In a perfect union the man and woman are like a strung bow. Who is to say whether the string bends the bow, or the bow tightens the string?

Cyril Connolly

If the secret sorrows of everyone could be read on their forehead, how many who now cause envy would suddenly become the objects of pity.

Italian proverb

No man is useless who has a friend, and if we are loved we are indispensable.

Robert Louis Stevenson

To do great work a man must be very idle as well as very industrious.

Samuel Butler

We who lived in concentration camps can remember the men who walked through the huts comforting others, giving away their last piece of bread. They may have been few in number, but they offer sufficient proof that everything can be taken from a man but one thing: the last of the human freedoms—to choose one's attitude in any given set of circumstances, to choose one's own way.

Viktor Frankl

Beware the fury of the patient man.

John Dryden

The fact that astronomies change while the stars abide is a true analogy of every realm of human life and thought, religion not least of all. No existent theology can be a final formulation of spiritual truth.

Harry Emerson Fosdick

Each man carries within him the soul of a poet who died young.

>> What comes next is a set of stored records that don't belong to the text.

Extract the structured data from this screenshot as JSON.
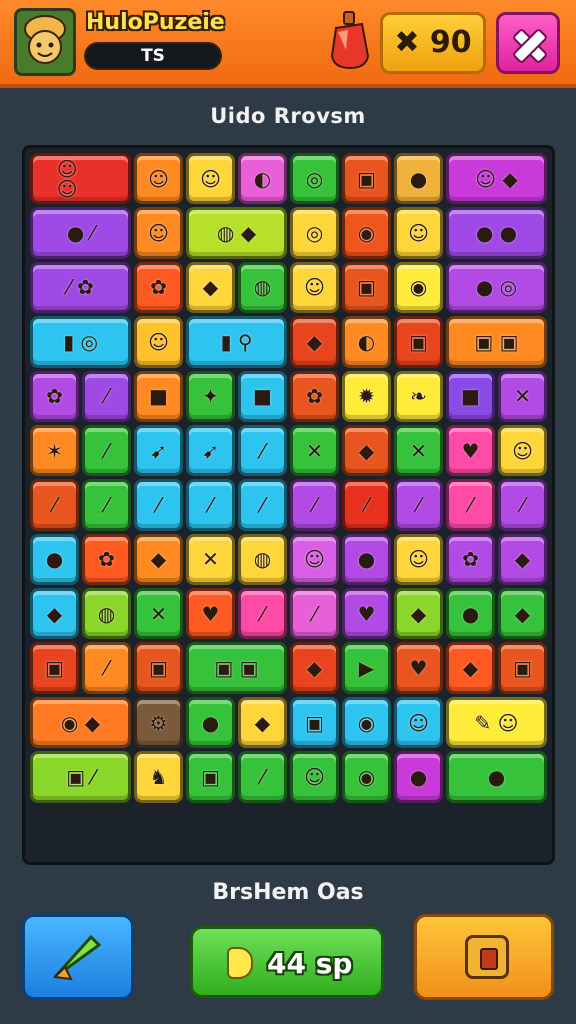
{
  "header": {
    "title": "HuloPuzeie",
    "player_name": "TS",
    "score": "✖ 90",
    "potion_icon": "potion-icon",
    "close_icon": "crossed-tools-icon"
  },
  "level_title": "Uido Rrovsm",
  "footer": {
    "label": "BrsHem Oas",
    "middle_button": "44 sp",
    "left_icon": "arrow-icon",
    "right_icon": "camera-icon"
  },
  "board": {
    "cols": 10,
    "rows": 13,
    "tiles": [
      {
        "r": 0,
        "c": 0,
        "w": 2,
        "h": 1,
        "color": "#e9312a",
        "glyph": "☺ ☺"
      },
      {
        "r": 0,
        "c": 2,
        "w": 1,
        "h": 1,
        "color": "#ff8a22",
        "glyph": "☺"
      },
      {
        "r": 0,
        "c": 3,
        "w": 1,
        "h": 1,
        "color": "#ffd63a",
        "glyph": "☺"
      },
      {
        "r": 0,
        "c": 4,
        "w": 1,
        "h": 1,
        "color": "#e85fd8",
        "glyph": "◐"
      },
      {
        "r": 0,
        "c": 5,
        "w": 1,
        "h": 1,
        "color": "#36c23a",
        "glyph": "◎"
      },
      {
        "r": 0,
        "c": 6,
        "w": 1,
        "h": 1,
        "color": "#e8551e",
        "glyph": "▣"
      },
      {
        "r": 0,
        "c": 7,
        "w": 1,
        "h": 1,
        "color": "#f0b13a",
        "glyph": "●"
      },
      {
        "r": 0,
        "c": 8,
        "w": 2,
        "h": 1,
        "color": "#c83ad9",
        "glyph": "☺ ◆"
      },
      {
        "r": 1,
        "c": 0,
        "w": 2,
        "h": 1,
        "color": "#a04ae6",
        "glyph": "● ⁄"
      },
      {
        "r": 1,
        "c": 2,
        "w": 1,
        "h": 1,
        "color": "#ff8a22",
        "glyph": "☺"
      },
      {
        "r": 1,
        "c": 3,
        "w": 2,
        "h": 1,
        "color": "#b6e02a",
        "glyph": "◍ ◆"
      },
      {
        "r": 1,
        "c": 5,
        "w": 1,
        "h": 1,
        "color": "#ffd63a",
        "glyph": "◎"
      },
      {
        "r": 1,
        "c": 6,
        "w": 1,
        "h": 1,
        "color": "#f0551e",
        "glyph": "◉"
      },
      {
        "r": 1,
        "c": 7,
        "w": 1,
        "h": 1,
        "color": "#ffd63a",
        "glyph": "☺"
      },
      {
        "r": 1,
        "c": 8,
        "w": 2,
        "h": 1,
        "color": "#a04ae6",
        "glyph": "● ●"
      },
      {
        "r": 2,
        "c": 0,
        "w": 2,
        "h": 1,
        "color": "#a04ae6",
        "glyph": "⁄ ✿"
      },
      {
        "r": 2,
        "c": 2,
        "w": 1,
        "h": 1,
        "color": "#ff5a22",
        "glyph": "✿"
      },
      {
        "r": 2,
        "c": 3,
        "w": 1,
        "h": 1,
        "color": "#ffd63a",
        "glyph": "◆"
      },
      {
        "r": 2,
        "c": 4,
        "w": 1,
        "h": 1,
        "color": "#36c23a",
        "glyph": "◍"
      },
      {
        "r": 2,
        "c": 5,
        "w": 1,
        "h": 1,
        "color": "#ffd63a",
        "glyph": "☺"
      },
      {
        "r": 2,
        "c": 6,
        "w": 1,
        "h": 1,
        "color": "#e8551e",
        "glyph": "▣"
      },
      {
        "r": 2,
        "c": 7,
        "w": 1,
        "h": 1,
        "color": "#ffec3a",
        "glyph": "◉"
      },
      {
        "r": 2,
        "c": 8,
        "w": 2,
        "h": 1,
        "color": "#b24ae6",
        "glyph": "● ◎"
      },
      {
        "r": 3,
        "c": 0,
        "w": 2,
        "h": 1,
        "color": "#2ec4f0",
        "glyph": "▮ ◎"
      },
      {
        "r": 3,
        "c": 2,
        "w": 1,
        "h": 1,
        "color": "#ffc22a",
        "glyph": "☺"
      },
      {
        "r": 3,
        "c": 3,
        "w": 2,
        "h": 1,
        "color": "#2ec4f0",
        "glyph": "▮ ⚲"
      },
      {
        "r": 3,
        "c": 5,
        "w": 1,
        "h": 1,
        "color": "#e8451e",
        "glyph": "◆"
      },
      {
        "r": 3,
        "c": 6,
        "w": 1,
        "h": 1,
        "color": "#ff8a22",
        "glyph": "◐"
      },
      {
        "r": 3,
        "c": 7,
        "w": 1,
        "h": 1,
        "color": "#e8451e",
        "glyph": "▣"
      },
      {
        "r": 3,
        "c": 8,
        "w": 2,
        "h": 1,
        "color": "#ff8a22",
        "glyph": "▣ ▣"
      },
      {
        "r": 4,
        "c": 0,
        "w": 1,
        "h": 1,
        "color": "#b24ae6",
        "glyph": "✿"
      },
      {
        "r": 4,
        "c": 1,
        "w": 1,
        "h": 1,
        "color": "#a04ae6",
        "glyph": "⁄"
      },
      {
        "r": 4,
        "c": 2,
        "w": 1,
        "h": 1,
        "color": "#ff8a22",
        "glyph": "■"
      },
      {
        "r": 4,
        "c": 3,
        "w": 1,
        "h": 1,
        "color": "#36c23a",
        "glyph": "✦"
      },
      {
        "r": 4,
        "c": 4,
        "w": 1,
        "h": 1,
        "color": "#2ec4f0",
        "glyph": "■"
      },
      {
        "r": 4,
        "c": 5,
        "w": 1,
        "h": 1,
        "color": "#e8551e",
        "glyph": "✿"
      },
      {
        "r": 4,
        "c": 6,
        "w": 1,
        "h": 1,
        "color": "#ffec3a",
        "glyph": "✹"
      },
      {
        "r": 4,
        "c": 7,
        "w": 1,
        "h": 1,
        "color": "#ffec3a",
        "glyph": "❧"
      },
      {
        "r": 4,
        "c": 8,
        "w": 1,
        "h": 1,
        "color": "#8a4ae6",
        "glyph": "■"
      },
      {
        "r": 4,
        "c": 9,
        "w": 1,
        "h": 1,
        "color": "#b24ae6",
        "glyph": "✕"
      },
      {
        "r": 5,
        "c": 0,
        "w": 1,
        "h": 1,
        "color": "#ff8a22",
        "glyph": "✶"
      },
      {
        "r": 5,
        "c": 1,
        "w": 1,
        "h": 1,
        "color": "#36c23a",
        "glyph": "⁄"
      },
      {
        "r": 5,
        "c": 2,
        "w": 1,
        "h": 1,
        "color": "#2ec4f0",
        "glyph": "➹"
      },
      {
        "r": 5,
        "c": 3,
        "w": 1,
        "h": 1,
        "color": "#2ec4f0",
        "glyph": "➹"
      },
      {
        "r": 5,
        "c": 4,
        "w": 1,
        "h": 1,
        "color": "#2ec4f0",
        "glyph": "⁄"
      },
      {
        "r": 5,
        "c": 5,
        "w": 1,
        "h": 1,
        "color": "#36c23a",
        "glyph": "✕"
      },
      {
        "r": 5,
        "c": 6,
        "w": 1,
        "h": 1,
        "color": "#e8551e",
        "glyph": "◆"
      },
      {
        "r": 5,
        "c": 7,
        "w": 1,
        "h": 1,
        "color": "#36c23a",
        "glyph": "✕"
      },
      {
        "r": 5,
        "c": 8,
        "w": 1,
        "h": 1,
        "color": "#ff4aa8",
        "glyph": "♥"
      },
      {
        "r": 5,
        "c": 9,
        "w": 1,
        "h": 1,
        "color": "#ffd63a",
        "glyph": "☺"
      },
      {
        "r": 6,
        "c": 0,
        "w": 1,
        "h": 1,
        "color": "#e8551e",
        "glyph": "⁄"
      },
      {
        "r": 6,
        "c": 1,
        "w": 1,
        "h": 1,
        "color": "#36c23a",
        "glyph": "⁄"
      },
      {
        "r": 6,
        "c": 2,
        "w": 1,
        "h": 1,
        "color": "#2ec4f0",
        "glyph": "⁄"
      },
      {
        "r": 6,
        "c": 3,
        "w": 1,
        "h": 1,
        "color": "#2ec4f0",
        "glyph": "⁄"
      },
      {
        "r": 6,
        "c": 4,
        "w": 1,
        "h": 1,
        "color": "#2ec4f0",
        "glyph": "⁄"
      },
      {
        "r": 6,
        "c": 5,
        "w": 1,
        "h": 1,
        "color": "#b24ae6",
        "glyph": "⁄"
      },
      {
        "r": 6,
        "c": 6,
        "w": 1,
        "h": 1,
        "color": "#e8301e",
        "glyph": "⁄"
      },
      {
        "r": 6,
        "c": 7,
        "w": 1,
        "h": 1,
        "color": "#b24ae6",
        "glyph": "⁄"
      },
      {
        "r": 6,
        "c": 8,
        "w": 1,
        "h": 1,
        "color": "#ff4aa8",
        "glyph": "⁄"
      },
      {
        "r": 6,
        "c": 9,
        "w": 1,
        "h": 1,
        "color": "#b24ae6",
        "glyph": "⁄"
      },
      {
        "r": 7,
        "c": 0,
        "w": 1,
        "h": 1,
        "color": "#2ec4f0",
        "glyph": "●"
      },
      {
        "r": 7,
        "c": 1,
        "w": 1,
        "h": 1,
        "color": "#ff5a22",
        "glyph": "✿"
      },
      {
        "r": 7,
        "c": 2,
        "w": 1,
        "h": 1,
        "color": "#ff8a22",
        "glyph": "◆"
      },
      {
        "r": 7,
        "c": 3,
        "w": 1,
        "h": 1,
        "color": "#ffd63a",
        "glyph": "✕"
      },
      {
        "r": 7,
        "c": 4,
        "w": 1,
        "h": 1,
        "color": "#ffd63a",
        "glyph": "◍"
      },
      {
        "r": 7,
        "c": 5,
        "w": 1,
        "h": 1,
        "color": "#d85fe8",
        "glyph": "☺"
      },
      {
        "r": 7,
        "c": 6,
        "w": 1,
        "h": 1,
        "color": "#b24ae6",
        "glyph": "●"
      },
      {
        "r": 7,
        "c": 7,
        "w": 1,
        "h": 1,
        "color": "#ffd63a",
        "glyph": "☺"
      },
      {
        "r": 7,
        "c": 8,
        "w": 1,
        "h": 1,
        "color": "#b24ae6",
        "glyph": "✿"
      },
      {
        "r": 7,
        "c": 9,
        "w": 1,
        "h": 1,
        "color": "#b24ae6",
        "glyph": "◆"
      },
      {
        "r": 8,
        "c": 0,
        "w": 1,
        "h": 1,
        "color": "#2ec4f0",
        "glyph": "◆"
      },
      {
        "r": 8,
        "c": 1,
        "w": 1,
        "h": 1,
        "color": "#8ad62a",
        "glyph": "◍"
      },
      {
        "r": 8,
        "c": 2,
        "w": 1,
        "h": 1,
        "color": "#36c23a",
        "glyph": "✕"
      },
      {
        "r": 8,
        "c": 3,
        "w": 1,
        "h": 1,
        "color": "#ff5a22",
        "glyph": "♥"
      },
      {
        "r": 8,
        "c": 4,
        "w": 1,
        "h": 1,
        "color": "#ff4aa8",
        "glyph": "⁄"
      },
      {
        "r": 8,
        "c": 5,
        "w": 1,
        "h": 1,
        "color": "#e85fd8",
        "glyph": "⁄"
      },
      {
        "r": 8,
        "c": 6,
        "w": 1,
        "h": 1,
        "color": "#b24ae6",
        "glyph": "♥"
      },
      {
        "r": 8,
        "c": 7,
        "w": 1,
        "h": 1,
        "color": "#8ad62a",
        "glyph": "◆"
      },
      {
        "r": 8,
        "c": 8,
        "w": 1,
        "h": 1,
        "color": "#36c23a",
        "glyph": "●"
      },
      {
        "r": 8,
        "c": 9,
        "w": 1,
        "h": 1,
        "color": "#36c23a",
        "glyph": "◆"
      },
      {
        "r": 9,
        "c": 0,
        "w": 1,
        "h": 1,
        "color": "#e8451e",
        "glyph": "▣"
      },
      {
        "r": 9,
        "c": 1,
        "w": 1,
        "h": 1,
        "color": "#ff8a22",
        "glyph": "⁄"
      },
      {
        "r": 9,
        "c": 2,
        "w": 1,
        "h": 1,
        "color": "#e8551e",
        "glyph": "▣"
      },
      {
        "r": 9,
        "c": 3,
        "w": 2,
        "h": 1,
        "color": "#36c23a",
        "glyph": "▣ ▣"
      },
      {
        "r": 9,
        "c": 5,
        "w": 1,
        "h": 1,
        "color": "#e8451e",
        "glyph": "◆"
      },
      {
        "r": 9,
        "c": 6,
        "w": 1,
        "h": 1,
        "color": "#36c23a",
        "glyph": "▶"
      },
      {
        "r": 9,
        "c": 7,
        "w": 1,
        "h": 1,
        "color": "#e8551e",
        "glyph": "♥"
      },
      {
        "r": 9,
        "c": 8,
        "w": 1,
        "h": 1,
        "color": "#ff5a22",
        "glyph": "◆"
      },
      {
        "r": 9,
        "c": 9,
        "w": 1,
        "h": 1,
        "color": "#e8551e",
        "glyph": "▣"
      },
      {
        "r": 10,
        "c": 0,
        "w": 2,
        "h": 1,
        "color": "#ff7a22",
        "glyph": "◉ ◆"
      },
      {
        "r": 10,
        "c": 2,
        "w": 1,
        "h": 1,
        "color": "#7a5a3a",
        "glyph": "⚙"
      },
      {
        "r": 10,
        "c": 3,
        "w": 1,
        "h": 1,
        "color": "#36c23a",
        "glyph": "●"
      },
      {
        "r": 10,
        "c": 4,
        "w": 1,
        "h": 1,
        "color": "#ffd63a",
        "glyph": "◆"
      },
      {
        "r": 10,
        "c": 5,
        "w": 1,
        "h": 1,
        "color": "#2ec4f0",
        "glyph": "▣"
      },
      {
        "r": 10,
        "c": 6,
        "w": 1,
        "h": 1,
        "color": "#2ec4f0",
        "glyph": "◉"
      },
      {
        "r": 10,
        "c": 7,
        "w": 1,
        "h": 1,
        "color": "#2ec4f0",
        "glyph": "☺"
      },
      {
        "r": 10,
        "c": 8,
        "w": 2,
        "h": 1,
        "color": "#ffec3a",
        "glyph": "✎ ☺"
      },
      {
        "r": 11,
        "c": 0,
        "w": 2,
        "h": 1,
        "color": "#8ad62a",
        "glyph": "▣ ⁄"
      },
      {
        "r": 11,
        "c": 2,
        "w": 1,
        "h": 1,
        "color": "#ffd63a",
        "glyph": "♞"
      },
      {
        "r": 11,
        "c": 3,
        "w": 1,
        "h": 1,
        "color": "#36c23a",
        "glyph": "▣"
      },
      {
        "r": 11,
        "c": 4,
        "w": 1,
        "h": 1,
        "color": "#36c23a",
        "glyph": "⁄"
      },
      {
        "r": 11,
        "c": 5,
        "w": 1,
        "h": 1,
        "color": "#36c23a",
        "glyph": "☺"
      },
      {
        "r": 11,
        "c": 6,
        "w": 1,
        "h": 1,
        "color": "#36c23a",
        "glyph": "◉"
      },
      {
        "r": 11,
        "c": 7,
        "w": 1,
        "h": 1,
        "color": "#c83ad9",
        "glyph": "●"
      },
      {
        "r": 11,
        "c": 8,
        "w": 2,
        "h": 1,
        "color": "#36c23a",
        "glyph": "●"
      }
    ]
  }
}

Charles Augustin Sainte-Beuve

The body is a house of many windows: there we all sit, showing ourselves and crying on the passers-by to come and love us.

Robert Louis Stevenson

A man has to live with himself, and he should see to it that he always has good company.

Charles Evans Hughes

No man is an Island, entire of itself; every man is a piece of the Continent, a part of the main; if a clod be washed away by the sea, Europe is the less, as well as if a promontory were, as well as if a manor of thy friends or of thine own were; any man's death diminishes me, because I am involved in Mankind; And therefore never send to know for whom the bell tolls; It tolls for thee.

John Donne

A man who dares to waste one hour of time has not discovered the value of life.

Charles Robert Darwin

The gem cannot be polished without friction, nor man perfected without trials.

Chinese Proverb

Man is so made that he can only find relaxation from one kind of labor by taking up another.

Anatole France

Human subtlety will never devise an invention more beautiful, more simple or more direct than does Nature, because in her inventions, nothing is lacking and nothing is superfluous.

Leonardo da Vinci

If a man walks in the woods for love of them half of each day, he is in danger of being regarded as a loafer. But if he spends his days as a speculator, shearing off those woods and making the earth bald before her time, he is deemed an industrious and enterprising citizen.

Henry David Thoreau

Of course, it's possible to love a human being—if you don't know them too well.

Charles Bukowski

The fool doth think he is wise, but the wise man knows himself to be a fool.

William Shakespeare

It is paradoxical that many educators and parents still differentiate between a time for learning and a time for play without seeing the vital connection between them.

Leo Buscaglia

The true measure of a man is how he treats someone who can do him absolutely no good.

Samuel Johnson

The end of the human race will be that it will eventually die of civilization.

Ralph Waldo Emerson

A man's style in any art should be like his dress--it should attract as little attention as possible.

Samuel Butler

Moral certainty is always a sign of cultural inferiority. The more uncivilized the man, the surer he is that he knows precisely what is right and what is wrong. All human progress, even in morals, has been the work of men who have doubted the current moral values, not of men who have whooped them up and tried to enforce them. The truly civilized man is always skeptical and tolerant, in this field as in all others. His culture is based on "I am not too sure." - H.L. Mencken, writer, editor, and critic (1880-1956)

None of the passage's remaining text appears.